There's a theory, usually put about by the affectedly eccentric amongst us, that madness is close to genius; that there's an oddity or a lack in every truly brilliant figure. Singer-songwriter Rickie Lee Jones isn't mad, but if there's any truth in the theory, she's at least touched by genius.
Dressed like a middle-aged, all-American schoolteacher who's put on thick old clothes (badly fitting jumper and flower-print trousers), and carelessly pinned her hair back for an art class, Jones, apparently unaware that it's hot enough for cacti to flourish, demands the air-conditioning be switched off. "The wind's blowing on me. Not THE wind, the internal wind; the wind created by something within the crowd," she says, with the vision and gestures of one who's always left the door to the kookie ajar.
But, like Bjork, the fact that her universe has more hidden passages and spiral staircases than the rest of ours is more than just a byproduct of her talent; it's inherent to it. Out of the jagged pains and f**k-ups of working class Americana, Jones constructs a skewed bohemian mythology: tales of hobos and bohos, narratives of gritty realism seen through magic realist eyes.
In the late seventies and early eighties - the period half of tonight's set is from - she captured a moment that maybe was never real, but was always believed in. So, during the street scene snippets of the slow-burning anthem 'We Belong Together' or when 'Living It Up' climaxes in a half-wistful, half-triumphant chorus, you can't help but remember a youth of tatty folk and jazz clubs and street corners, drinking gin and scoring whatever was going - never mind that you were born in 1980 and spent your childhood sipping orange juice and going to church.

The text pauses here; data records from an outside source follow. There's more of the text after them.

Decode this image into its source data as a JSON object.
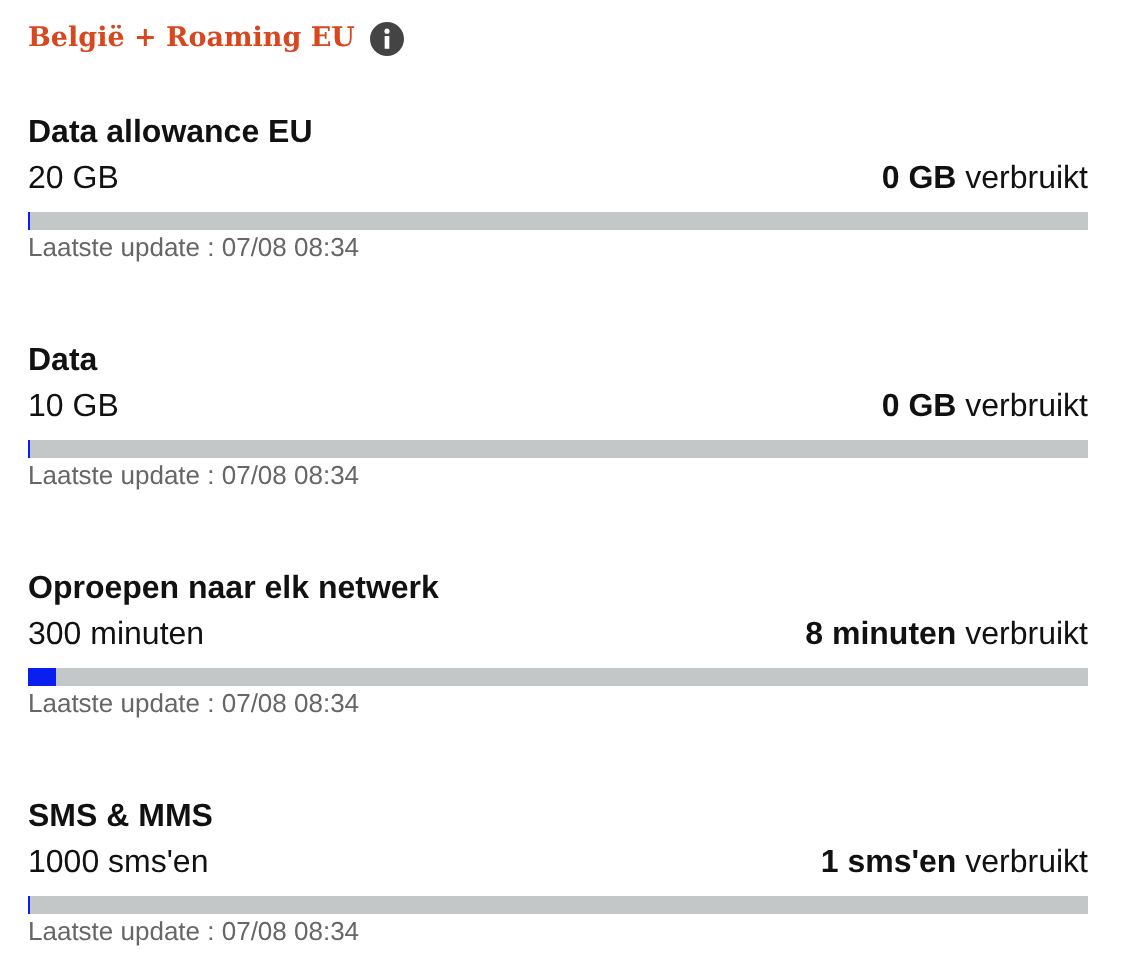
{
  "header": {
    "title": "België + Roaming EU"
  },
  "bundles": [
    {
      "name": "Data allowance EU",
      "allowance": "20 GB",
      "usage": "**0 GB** verbruikt",
      "level": 0,
      "updated": "Laatste update : 07/08 08:34"
    },
    {
      "name": "Data",
      "allowance": "10 GB",
      "usage": "**0 GB** verbruikt",
      "level": 0,
      "updated": "Laatste update : 07/08 08:34"
    },
    {
      "name": "Oproepen naar elk netwerk",
      "allowance": "300 minuten",
      "usage": "**8 minuten** verbruikt",
      "level": 0.027,
      "updated": "Laatste update : 07/08 08:34"
    },
    {
      "name": "SMS & MMS",
      "allowance": "1000 sms'en",
      "usage": "**1 sms'en** verbruikt",
      "level": 0,
      "updated": "Laatste update : 07/08 08:34"
    }
  ]
}
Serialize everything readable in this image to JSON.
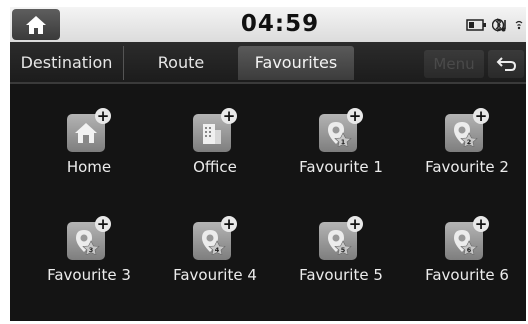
{
  "status": {
    "time": "04:59"
  },
  "tabs": [
    {
      "label": "Destination",
      "active": false
    },
    {
      "label": "Route",
      "active": false
    },
    {
      "label": "Favourites",
      "active": true
    }
  ],
  "toolbar": {
    "menu_label": "Menu"
  },
  "favourites": [
    {
      "label": "Home",
      "icon": "home-icon"
    },
    {
      "label": "Office",
      "icon": "office-icon"
    },
    {
      "label": "Favourite 1",
      "icon": "location-pin-icon",
      "number": "1"
    },
    {
      "label": "Favourite 2",
      "icon": "location-pin-icon",
      "number": "2"
    },
    {
      "label": "Favourite 3",
      "icon": "location-pin-icon",
      "number": "3"
    },
    {
      "label": "Favourite 4",
      "icon": "location-pin-icon",
      "number": "4"
    },
    {
      "label": "Favourite 5",
      "icon": "location-pin-icon",
      "number": "5"
    },
    {
      "label": "Favourite 6",
      "icon": "location-pin-icon",
      "number": "6"
    }
  ],
  "colors": {
    "background": "#141414",
    "statusbar": "#e8e8e8",
    "tile": "#9a9a9a"
  }
}
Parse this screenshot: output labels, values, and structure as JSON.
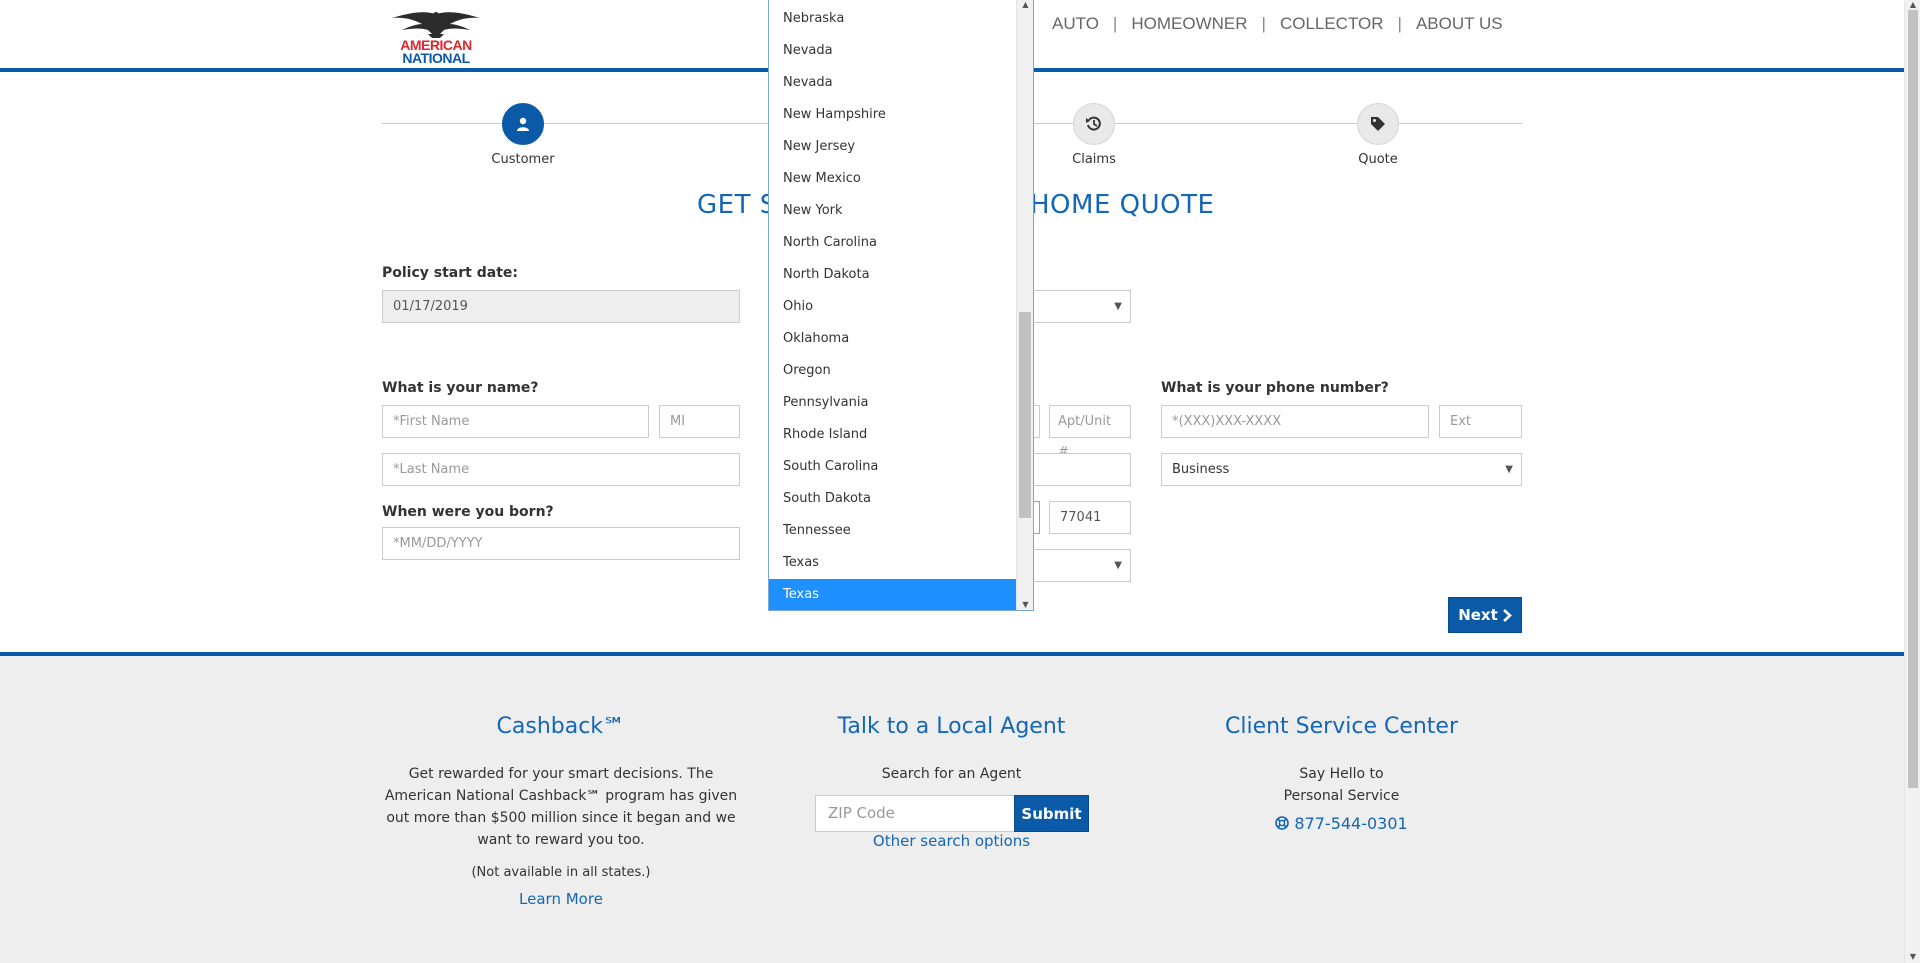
{
  "logo": {
    "line1": "AMERICAN",
    "line2": "NATIONAL"
  },
  "nav": {
    "items": [
      "AUTO",
      "HOMEOWNER",
      "COLLECTOR",
      "ABOUT US"
    ],
    "separator": "|"
  },
  "steps": [
    {
      "label": "Customer",
      "icon": "user-icon",
      "state": "active"
    },
    {
      "label": "Claims",
      "icon": "history-icon",
      "state": "inactive"
    },
    {
      "label": "Quote",
      "icon": "tag-icon",
      "state": "inactive"
    }
  ],
  "title": {
    "left": "GET S",
    "right": "HOME QUOTE"
  },
  "form": {
    "policy_start_label": "Policy start date:",
    "policy_start_value": "01/17/2019",
    "name_label": "What is your name?",
    "first_name_placeholder": "*First Name",
    "mi_placeholder": "MI",
    "last_name_placeholder": "*Last Name",
    "born_label": "When were you born?",
    "dob_placeholder": "*MM/DD/YYYY",
    "apt_placeholder": "Apt/Unit #",
    "zip_value": "77041",
    "phone_label": "What is your phone number?",
    "phone_placeholder": "*(XXX)XXX-XXXX",
    "ext_placeholder": "Ext",
    "phone_type": "Business",
    "next_label": "Next"
  },
  "state_dropdown": {
    "options": [
      "Nebraska",
      "Nevada",
      "Nevada",
      "New Hampshire",
      "New Jersey",
      "New Mexico",
      "New York",
      "North Carolina",
      "North Dakota",
      "Ohio",
      "Oklahoma",
      "Oregon",
      "Pennsylvania",
      "Rhode Island",
      "South Carolina",
      "South Dakota",
      "Tennessee",
      "Texas",
      "Texas"
    ],
    "selected_index": 18
  },
  "footer": {
    "cashback": {
      "title": "Cashback℠",
      "text": "Get rewarded for your smart decisions. The American National Cashback℠ program has given out more than $500 million since it began and we want to reward you too.",
      "note": "(Not available in all states.)",
      "link": "Learn More"
    },
    "agent": {
      "title": "Talk to a Local Agent",
      "subtitle": "Search for an Agent",
      "zip_placeholder": "ZIP Code",
      "submit": "Submit",
      "link": "Other search options"
    },
    "service": {
      "title": "Client Service Center",
      "line1": "Say Hello to",
      "line2": "Personal Service",
      "phone": "877-544-0301"
    }
  },
  "colors": {
    "brand_blue": "#0a5aa8",
    "brand_red": "#d9272e",
    "highlight": "#1e90ff",
    "footer_bg": "#eeeeee"
  }
}
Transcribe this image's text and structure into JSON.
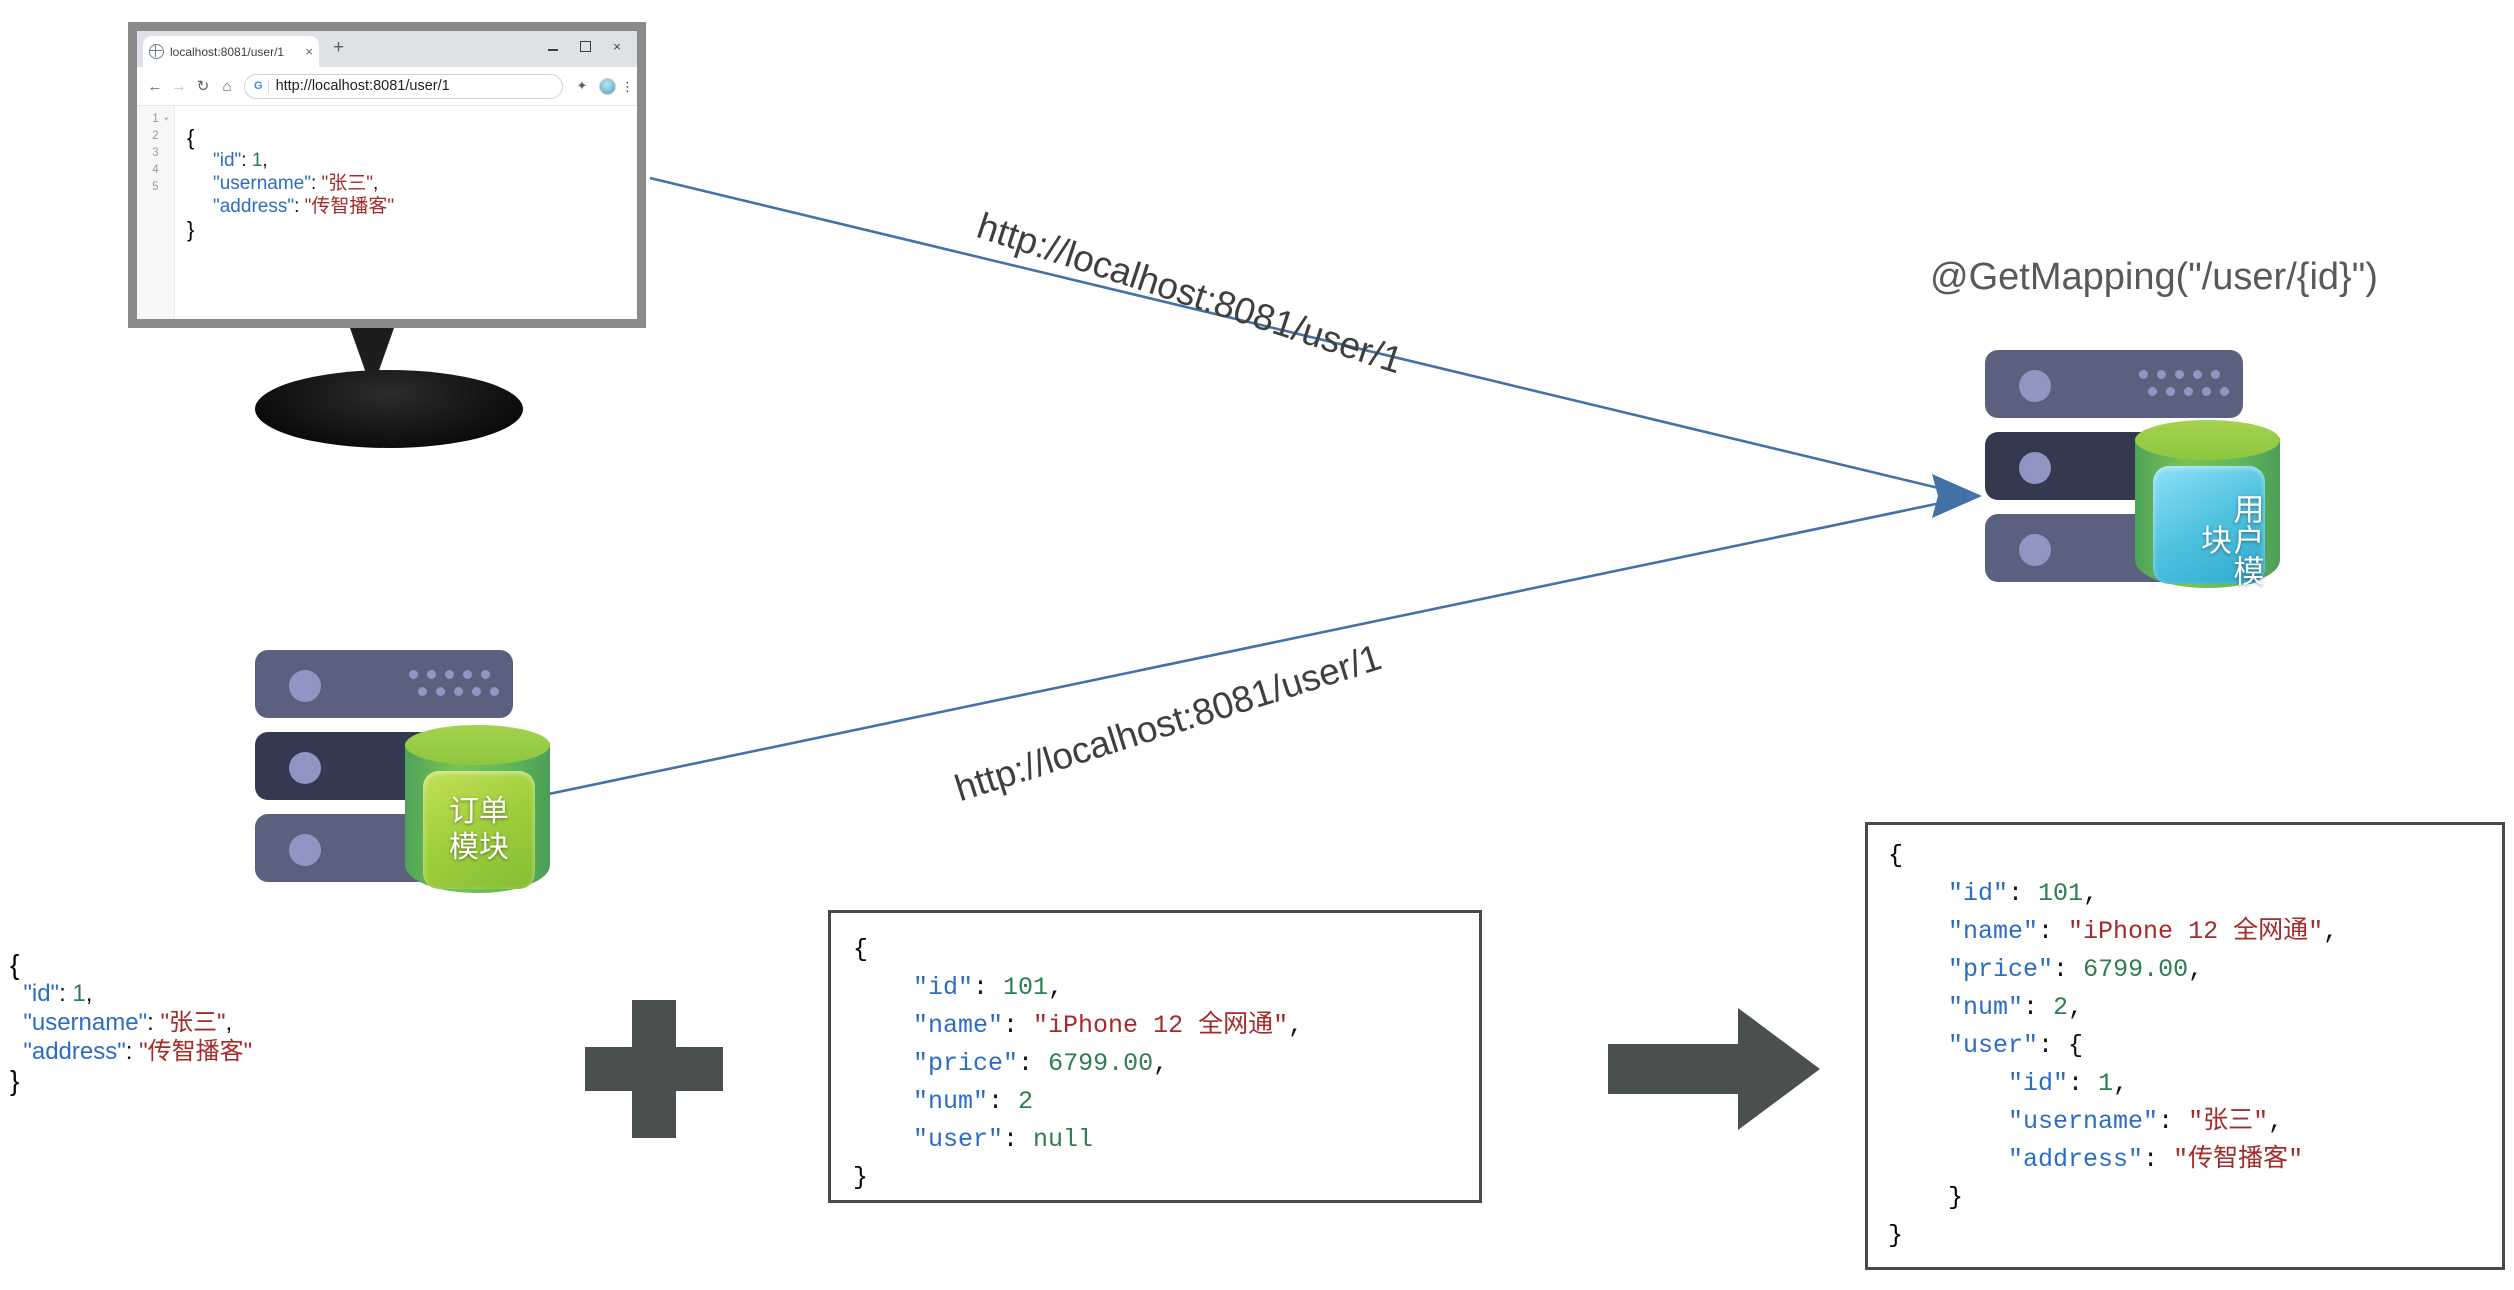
{
  "browser": {
    "tab_title": "localhost:8081/user/1",
    "tab_close": "×",
    "new_tab": "+",
    "window_minimize": "",
    "window_maximize": "",
    "window_close": "×",
    "nav_back": "←",
    "nav_forward": "→",
    "nav_reload": "↻",
    "nav_home": "⌂",
    "search_engine_icon": "G",
    "url": "http://localhost:8081/user/1",
    "extensions_icon": "✦",
    "menu_icon": "⋮",
    "gutter_lines": [
      "1",
      "2",
      "3",
      "4",
      "5"
    ],
    "gutter_caret": "▾",
    "response": {
      "open_brace": "{",
      "close_brace": "}",
      "rows": [
        {
          "key": "\"id\"",
          "sep": ": ",
          "value": "1",
          "type": "num",
          "comma": ","
        },
        {
          "key": "\"username\"",
          "sep": ": ",
          "value": "\"张三\"",
          "type": "str",
          "comma": ","
        },
        {
          "key": "\"address\"",
          "sep": ": ",
          "value": "\"传智播客\"",
          "type": "str",
          "comma": ""
        }
      ]
    }
  },
  "servers": {
    "order": {
      "label_lines": [
        "订单",
        "模块"
      ],
      "name": "order-module"
    },
    "user": {
      "label_lines": [
        "用户模块"
      ],
      "name": "user-module"
    }
  },
  "labels": {
    "url_top": "http://localhost:8081/user/1",
    "url_bottom": "http://localhost:8081/user/1",
    "get_mapping": "@GetMapping(\"/user/{id}\")"
  },
  "json_left": {
    "open": "{",
    "close": "}",
    "rows": [
      {
        "key": "\"id\"",
        "sep": ": ",
        "value": "1",
        "type": "num",
        "comma": ","
      },
      {
        "key": "\"username\"",
        "sep": ": ",
        "value": "\"张三\"",
        "type": "str",
        "comma": ","
      },
      {
        "key": "\"address\"",
        "sep": ": ",
        "value": "\"传智播客\"",
        "type": "str",
        "comma": ""
      }
    ]
  },
  "json_mid": {
    "open": "{",
    "close": "}",
    "rows": [
      {
        "key": "\"id\"",
        "sep": ": ",
        "value": "101",
        "type": "num",
        "comma": ","
      },
      {
        "key": "\"name\"",
        "sep": ": ",
        "value": "\"iPhone 12 全网通\"",
        "type": "str",
        "comma": ","
      },
      {
        "key": "\"price\"",
        "sep": ": ",
        "value": "6799.00",
        "type": "num",
        "comma": ","
      },
      {
        "key": "\"num\"",
        "sep": ": ",
        "value": "2",
        "type": "num",
        "comma": ""
      },
      {
        "key": "\"user\"",
        "sep": ": ",
        "value": "null",
        "type": "num",
        "comma": ""
      }
    ]
  },
  "json_right": {
    "open": "{",
    "close": "}",
    "rows": [
      {
        "key": "\"id\"",
        "sep": ": ",
        "value": "101",
        "type": "num",
        "comma": ",",
        "indent": 1
      },
      {
        "key": "\"name\"",
        "sep": ": ",
        "value": "\"iPhone 12 全网通\"",
        "type": "str",
        "comma": ",",
        "indent": 1
      },
      {
        "key": "\"price\"",
        "sep": ": ",
        "value": "6799.00",
        "type": "num",
        "comma": ",",
        "indent": 1
      },
      {
        "key": "\"num\"",
        "sep": ": ",
        "value": "2",
        "type": "num",
        "comma": ",",
        "indent": 1
      },
      {
        "key": "\"user\"",
        "sep": ": ",
        "value": "{",
        "type": "plain",
        "comma": "",
        "indent": 1
      },
      {
        "key": "\"id\"",
        "sep": ": ",
        "value": "1",
        "type": "num",
        "comma": ",",
        "indent": 2
      },
      {
        "key": "\"username\"",
        "sep": ": ",
        "value": "\"张三\"",
        "type": "str",
        "comma": ",",
        "indent": 2
      },
      {
        "key": "\"address\"",
        "sep": ": ",
        "value": "\"传智播客\"",
        "type": "str",
        "comma": "",
        "indent": 2
      }
    ],
    "inner_close": "}"
  },
  "glyphs": {
    "plus": "+",
    "result_arrow": "→"
  },
  "colors": {
    "json_key": "#2b6cc4",
    "json_string": "#a52a2a",
    "json_number": "#2e7d4f",
    "connector": "#4472a8",
    "glyph_gray": "#4a4f4f",
    "server_rack": "#5a617e",
    "server_rack_dark": "#333a4f",
    "cylinder_green": "#8cc63f",
    "cylinder_blue": "#4fc2e0"
  }
}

But during your childhood, Jones wasn't that much hipper, abandoning the arty folk rock for uninspired albums of jazz standards and covers. Thankfully, tonight, the covers, sensibly left to the end of the set, are limited, and all are well-fitting, off-the-peg garments which her voice, a sharpened, sweetened Joni Mitchell embrace, moulds to fit her exactly: pepped-up in a version of Steely Dan's 'Showbiz Kids', syncopated and breathy for 'Street Where You Live'.
As the evening draws to a close, she offers another anecdote, a memory of her brief residence in France: she jumped on a car that had parked in her way and attacked it. Slightly odd, yes, but the theory was obviously right.